Publié le par Carole

Le petit musée

C'était rue Clemenceau. Face au Grand Musée qu'on est en train de nous rebâtir sur l'ancien musée des beaux arts.

Il était passé là, l'homme au sourire du dimanche... et il y était allé de son petit graffiti timide - si pâle, si léger, que la première pluie en essuierait le charbon d'écolier. Car il n'abîme rien, l'homme aux fusains du dimanche. Il n'est pas de ceux qui s'imposent, l'homme aux dimanches de la ville, juste de ceux qui posent et qui proposent.

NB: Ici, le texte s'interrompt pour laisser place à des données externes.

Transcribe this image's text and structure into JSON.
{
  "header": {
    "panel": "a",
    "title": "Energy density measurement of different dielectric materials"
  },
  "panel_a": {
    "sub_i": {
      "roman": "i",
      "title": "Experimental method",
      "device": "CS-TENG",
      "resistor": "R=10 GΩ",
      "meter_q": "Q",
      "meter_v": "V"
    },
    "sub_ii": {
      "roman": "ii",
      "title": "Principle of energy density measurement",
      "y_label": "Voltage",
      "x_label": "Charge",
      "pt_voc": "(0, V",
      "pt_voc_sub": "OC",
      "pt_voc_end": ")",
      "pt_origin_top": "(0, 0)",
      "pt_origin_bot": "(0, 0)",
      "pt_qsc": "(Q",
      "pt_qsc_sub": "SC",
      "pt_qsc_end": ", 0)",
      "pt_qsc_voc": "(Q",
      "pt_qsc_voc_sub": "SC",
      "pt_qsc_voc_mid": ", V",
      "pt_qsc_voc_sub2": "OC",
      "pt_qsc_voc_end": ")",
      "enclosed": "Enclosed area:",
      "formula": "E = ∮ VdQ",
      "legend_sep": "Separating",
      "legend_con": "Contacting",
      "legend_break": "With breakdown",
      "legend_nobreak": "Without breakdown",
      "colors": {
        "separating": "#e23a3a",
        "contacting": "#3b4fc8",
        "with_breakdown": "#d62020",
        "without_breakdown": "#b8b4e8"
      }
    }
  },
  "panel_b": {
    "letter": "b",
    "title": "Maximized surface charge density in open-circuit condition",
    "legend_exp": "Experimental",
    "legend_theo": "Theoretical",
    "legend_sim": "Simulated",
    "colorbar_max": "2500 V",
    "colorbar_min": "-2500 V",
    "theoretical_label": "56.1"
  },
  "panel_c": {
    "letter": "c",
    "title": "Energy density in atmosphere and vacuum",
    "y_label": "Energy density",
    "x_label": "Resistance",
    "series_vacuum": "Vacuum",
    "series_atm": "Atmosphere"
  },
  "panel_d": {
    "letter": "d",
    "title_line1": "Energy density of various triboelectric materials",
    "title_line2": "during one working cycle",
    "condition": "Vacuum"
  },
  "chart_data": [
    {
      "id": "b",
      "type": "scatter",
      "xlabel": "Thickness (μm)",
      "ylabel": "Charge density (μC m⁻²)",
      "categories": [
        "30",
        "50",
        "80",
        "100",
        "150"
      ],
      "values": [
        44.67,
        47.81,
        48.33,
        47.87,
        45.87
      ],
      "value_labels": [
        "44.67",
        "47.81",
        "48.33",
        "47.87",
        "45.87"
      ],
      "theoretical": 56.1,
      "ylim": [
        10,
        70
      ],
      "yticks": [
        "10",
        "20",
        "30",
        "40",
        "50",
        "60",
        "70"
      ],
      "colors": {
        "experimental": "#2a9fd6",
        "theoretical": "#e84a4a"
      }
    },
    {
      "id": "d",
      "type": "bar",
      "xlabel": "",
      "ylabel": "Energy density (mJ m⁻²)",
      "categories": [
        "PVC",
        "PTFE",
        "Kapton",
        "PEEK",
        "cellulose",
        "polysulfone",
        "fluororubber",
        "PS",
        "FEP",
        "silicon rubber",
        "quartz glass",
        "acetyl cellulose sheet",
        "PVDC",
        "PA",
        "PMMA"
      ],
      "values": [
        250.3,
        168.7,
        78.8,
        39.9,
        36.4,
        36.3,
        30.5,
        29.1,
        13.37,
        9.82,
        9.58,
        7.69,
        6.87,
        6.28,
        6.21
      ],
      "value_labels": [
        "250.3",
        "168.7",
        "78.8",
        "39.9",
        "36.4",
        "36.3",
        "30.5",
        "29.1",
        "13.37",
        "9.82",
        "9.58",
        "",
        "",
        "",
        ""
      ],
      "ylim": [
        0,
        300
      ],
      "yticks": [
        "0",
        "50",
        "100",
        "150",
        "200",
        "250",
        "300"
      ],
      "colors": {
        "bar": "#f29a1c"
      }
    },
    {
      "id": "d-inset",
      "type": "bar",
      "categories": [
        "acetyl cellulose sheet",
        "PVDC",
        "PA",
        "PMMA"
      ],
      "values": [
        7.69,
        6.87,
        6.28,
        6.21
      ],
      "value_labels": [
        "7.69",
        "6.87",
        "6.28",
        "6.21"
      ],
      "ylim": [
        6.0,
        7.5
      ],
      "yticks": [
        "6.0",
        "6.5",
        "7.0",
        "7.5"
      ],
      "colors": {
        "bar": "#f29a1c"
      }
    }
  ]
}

Le Grand Musée le petit musée...

Mais qu'est-ce qu'un musée ? Sinon un lieu où proposer les oeuvres, pour que se posent les regards, pour que devant chacune on flâne et on s'arrête, que plus rien ne s'impose, et qu'on reste immobile un peu, à musarder en soi-même, dans la course incessante du monde.

Et lui, l'homme aux dimanches de la vie, que fait-il d'autre, ornant d'affiches et de messages tous les murs de la ville, que disposer pour ceux qui passent de quoi flâner et s'arrêter, et regarder et musarder, se reposant, tout doucement, dans le flux incessant de la ville ? 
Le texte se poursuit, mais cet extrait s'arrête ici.